Fairtax Could Have Prevented This Financial Mess

No real data to back me up because I don't get paid to write. This is all based on theory. Check out for yourself and figure out for yourself if this is a better system.

I think we all can agree that the unsustainable rise in real estate is what contributed to the recent economic collapse. Home prices in many areas rose at a rapid pace because new loan programs made it very simple to buy a home. The amount of home buyers drastically increased while inventory levels remained low. Many of us thought how can most people afford the average home price in Los Angeles County when it was reaching a median price around $530k? Under traditional underwriting standards you needed an annual income of more than $120k. So how did people making $50k annually qualify?

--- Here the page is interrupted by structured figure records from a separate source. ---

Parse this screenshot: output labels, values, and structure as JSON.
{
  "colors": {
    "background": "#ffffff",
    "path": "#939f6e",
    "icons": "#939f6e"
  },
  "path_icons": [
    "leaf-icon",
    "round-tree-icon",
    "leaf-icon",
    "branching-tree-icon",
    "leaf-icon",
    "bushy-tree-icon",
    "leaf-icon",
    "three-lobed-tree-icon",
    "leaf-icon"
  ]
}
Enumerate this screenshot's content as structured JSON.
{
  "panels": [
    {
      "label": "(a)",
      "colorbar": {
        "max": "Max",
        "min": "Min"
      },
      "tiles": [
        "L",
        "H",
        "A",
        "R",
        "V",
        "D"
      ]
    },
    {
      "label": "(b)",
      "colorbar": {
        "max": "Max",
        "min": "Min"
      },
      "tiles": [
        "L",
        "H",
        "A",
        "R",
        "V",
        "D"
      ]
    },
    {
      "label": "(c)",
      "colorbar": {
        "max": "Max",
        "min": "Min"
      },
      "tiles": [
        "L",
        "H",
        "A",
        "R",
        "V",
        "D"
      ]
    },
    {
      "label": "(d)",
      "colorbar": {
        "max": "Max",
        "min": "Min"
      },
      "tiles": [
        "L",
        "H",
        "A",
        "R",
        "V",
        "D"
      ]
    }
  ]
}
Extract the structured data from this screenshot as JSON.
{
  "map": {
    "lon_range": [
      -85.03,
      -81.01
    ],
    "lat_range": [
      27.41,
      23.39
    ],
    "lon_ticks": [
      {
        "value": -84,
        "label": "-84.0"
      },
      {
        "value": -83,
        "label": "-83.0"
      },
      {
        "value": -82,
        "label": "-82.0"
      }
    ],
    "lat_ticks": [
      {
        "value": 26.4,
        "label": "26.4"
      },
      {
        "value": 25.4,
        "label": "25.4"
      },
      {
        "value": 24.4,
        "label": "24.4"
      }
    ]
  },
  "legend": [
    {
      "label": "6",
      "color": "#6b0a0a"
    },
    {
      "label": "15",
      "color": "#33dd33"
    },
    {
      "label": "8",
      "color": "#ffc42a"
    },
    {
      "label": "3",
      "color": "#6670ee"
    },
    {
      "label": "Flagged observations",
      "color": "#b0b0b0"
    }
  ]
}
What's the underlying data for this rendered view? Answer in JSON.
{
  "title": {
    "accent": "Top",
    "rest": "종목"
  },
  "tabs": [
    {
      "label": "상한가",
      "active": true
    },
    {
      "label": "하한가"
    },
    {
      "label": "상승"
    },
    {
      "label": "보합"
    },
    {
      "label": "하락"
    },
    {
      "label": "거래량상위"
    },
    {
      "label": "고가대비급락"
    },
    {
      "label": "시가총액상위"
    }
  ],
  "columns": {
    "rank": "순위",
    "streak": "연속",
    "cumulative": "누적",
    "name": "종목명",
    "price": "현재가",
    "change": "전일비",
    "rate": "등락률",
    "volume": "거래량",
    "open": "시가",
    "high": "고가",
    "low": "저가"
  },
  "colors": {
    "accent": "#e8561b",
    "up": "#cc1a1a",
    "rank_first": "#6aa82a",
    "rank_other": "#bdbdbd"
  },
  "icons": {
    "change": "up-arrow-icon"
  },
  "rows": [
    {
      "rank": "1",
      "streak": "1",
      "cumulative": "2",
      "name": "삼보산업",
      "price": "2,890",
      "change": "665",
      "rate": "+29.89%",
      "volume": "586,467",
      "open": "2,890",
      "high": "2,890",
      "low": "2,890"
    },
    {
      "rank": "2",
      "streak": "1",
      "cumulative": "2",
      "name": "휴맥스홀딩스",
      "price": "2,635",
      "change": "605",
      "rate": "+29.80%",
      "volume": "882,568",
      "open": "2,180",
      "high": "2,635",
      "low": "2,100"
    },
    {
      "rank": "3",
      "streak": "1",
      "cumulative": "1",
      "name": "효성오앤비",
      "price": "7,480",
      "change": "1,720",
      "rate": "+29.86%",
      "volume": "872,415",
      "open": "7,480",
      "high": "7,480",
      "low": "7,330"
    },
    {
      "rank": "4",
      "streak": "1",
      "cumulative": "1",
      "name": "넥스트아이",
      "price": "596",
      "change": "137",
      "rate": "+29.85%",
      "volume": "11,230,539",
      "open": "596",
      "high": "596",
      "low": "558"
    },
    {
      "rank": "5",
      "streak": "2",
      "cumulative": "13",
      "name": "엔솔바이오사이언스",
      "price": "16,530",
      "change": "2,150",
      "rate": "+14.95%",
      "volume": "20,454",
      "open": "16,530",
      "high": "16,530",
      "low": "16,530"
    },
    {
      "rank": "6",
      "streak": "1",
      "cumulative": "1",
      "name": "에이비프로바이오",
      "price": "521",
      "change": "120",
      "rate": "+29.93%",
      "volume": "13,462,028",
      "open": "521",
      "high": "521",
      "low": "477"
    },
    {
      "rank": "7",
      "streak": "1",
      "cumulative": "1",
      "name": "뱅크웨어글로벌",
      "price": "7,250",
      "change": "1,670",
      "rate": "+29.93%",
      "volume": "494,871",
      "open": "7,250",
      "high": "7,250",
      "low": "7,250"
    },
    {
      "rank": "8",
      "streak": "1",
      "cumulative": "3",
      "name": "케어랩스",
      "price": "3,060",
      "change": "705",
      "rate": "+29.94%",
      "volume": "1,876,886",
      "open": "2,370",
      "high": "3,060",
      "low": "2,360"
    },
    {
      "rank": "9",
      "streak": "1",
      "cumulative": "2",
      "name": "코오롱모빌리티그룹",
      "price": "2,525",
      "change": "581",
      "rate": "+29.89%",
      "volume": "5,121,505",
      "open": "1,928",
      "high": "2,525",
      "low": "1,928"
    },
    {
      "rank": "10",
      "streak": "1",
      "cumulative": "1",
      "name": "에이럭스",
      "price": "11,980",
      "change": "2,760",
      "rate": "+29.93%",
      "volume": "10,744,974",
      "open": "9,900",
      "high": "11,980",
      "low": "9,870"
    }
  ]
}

Stated income loans, 100% financing, interest only payments, and the worst one the negative amortization loan. These products is what made it affordable. People took on payments and many of them unfortunately were misled to believe that they can eventually refinance into a lower fixed payment because values were building instant equity. What if values went down or just flat-lined? This is the question failed to be asked or explained by the professionals.

How could the Fairtax have prevented this? Stated income loans were created for self-employed who have a tendency to write off a lot of their expenses to keep from paying income taxes. You mean cheat the IRS? It's a fine line that's walked but many will try to explain that every single lunch they had was business related. Sorry I let the cat out of the bag. Not only would the Fairtax create jobs and growth but it will switch the burden of paying taxes on income to paying a national retail sales tax. Those who spend more pay more. No more class warfare because the choice of paying taxes is yours and your spending habits.

Stated Income loans should have never been used for wage earners and it would have never been needed for self employed borrowers if we had a tax system like the Fairtax.